Now we can see how many outlier SNPs we have versus the background:
fst %>% group_by(outlier) %>% tally()
Finally, let’s recreate our plot and this time colour the SNPs by their outlier status.
ggplot(fst, aes(pos, fst, colour = outlier)) + geom_point()
Now we can actually see the position of our outlier SNPs along the chromsome. Downstream, we might want to see what genes these occur close to. But for now, think a bit about how much we might trust this test…
Some caveats to simple outlier tests
Identifying outliers from the empirical distribution is a valid and worthwhile means of exploring the data. However it should always be used with a few caveats in mind.
Firstly, the assumption is that the empirical distribution is normal - often it is wise to plot it to see if this is actually the case.
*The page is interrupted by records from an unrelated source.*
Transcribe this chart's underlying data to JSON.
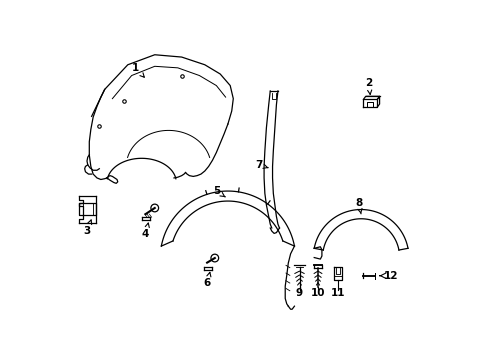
{
  "background_color": "#ffffff",
  "line_color": "#000000",
  "fig_width": 4.89,
  "fig_height": 3.6,
  "dpi": 100
}
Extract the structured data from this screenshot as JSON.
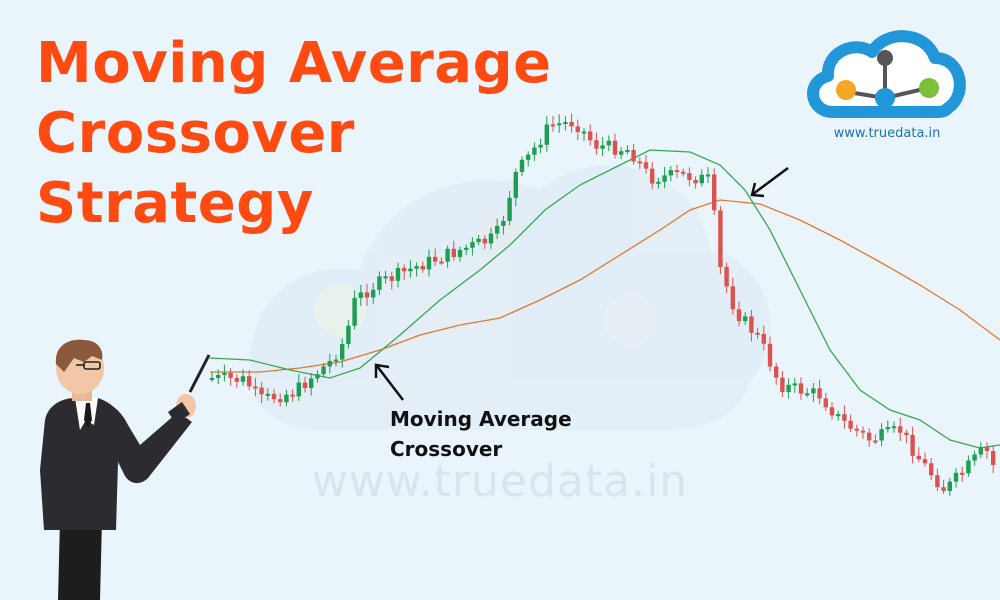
{
  "title": {
    "line1": "Moving Average",
    "line2": "Crossover",
    "line3": "Strategy"
  },
  "logo": {
    "url": "www.truedata.in"
  },
  "watermark": "www.truedata.in",
  "annotation": {
    "line1": "Moving Average",
    "line2": "Crossover"
  },
  "colors": {
    "title": "#ff4a12",
    "bullish_candle": "#1e9e52",
    "bearish_candle": "#d9534f",
    "fast_ma": "#3aa655",
    "slow_ma": "#e07a2e",
    "logo_blue": "#2196d8",
    "logo_orange": "#f5a623",
    "logo_green": "#7bbf3a",
    "logo_grey": "#555555"
  }
}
Secondly the main assumption is that the empiricial distribution approaches the neutral distribution which we would expect if there were no selection acting. This is obviously violated in nearly every use of the test. Since we are using an outlier test to identify SNPs putatively under selection, selection has to be occurring! Some methods use coalescent simulations conditioned on a known demographic history to overcome this.
Thirdly, selectio scans such as this have the highest power when selection is strong and the genetic architecture underlying a trait under a selection is simple (i.e. it is a single locus of major of effect). Their power is much lower when the genomic architecure of a trait is polygenic, when selection is weak or when selection has occurred on standing variation (i.e. soft sweeps).
Finally, and perhaps most importantly outlier tests with arbitrary thresholds can introduce a false dichotomy of positions being under selection or not. Just because a SNP falls under a certain threshold does not mean selection is not operating on it. For example, divergent traits are highly polygenic, selection might be occurring on lots of SNPs but the signal is too weak for us to detect with a method like this.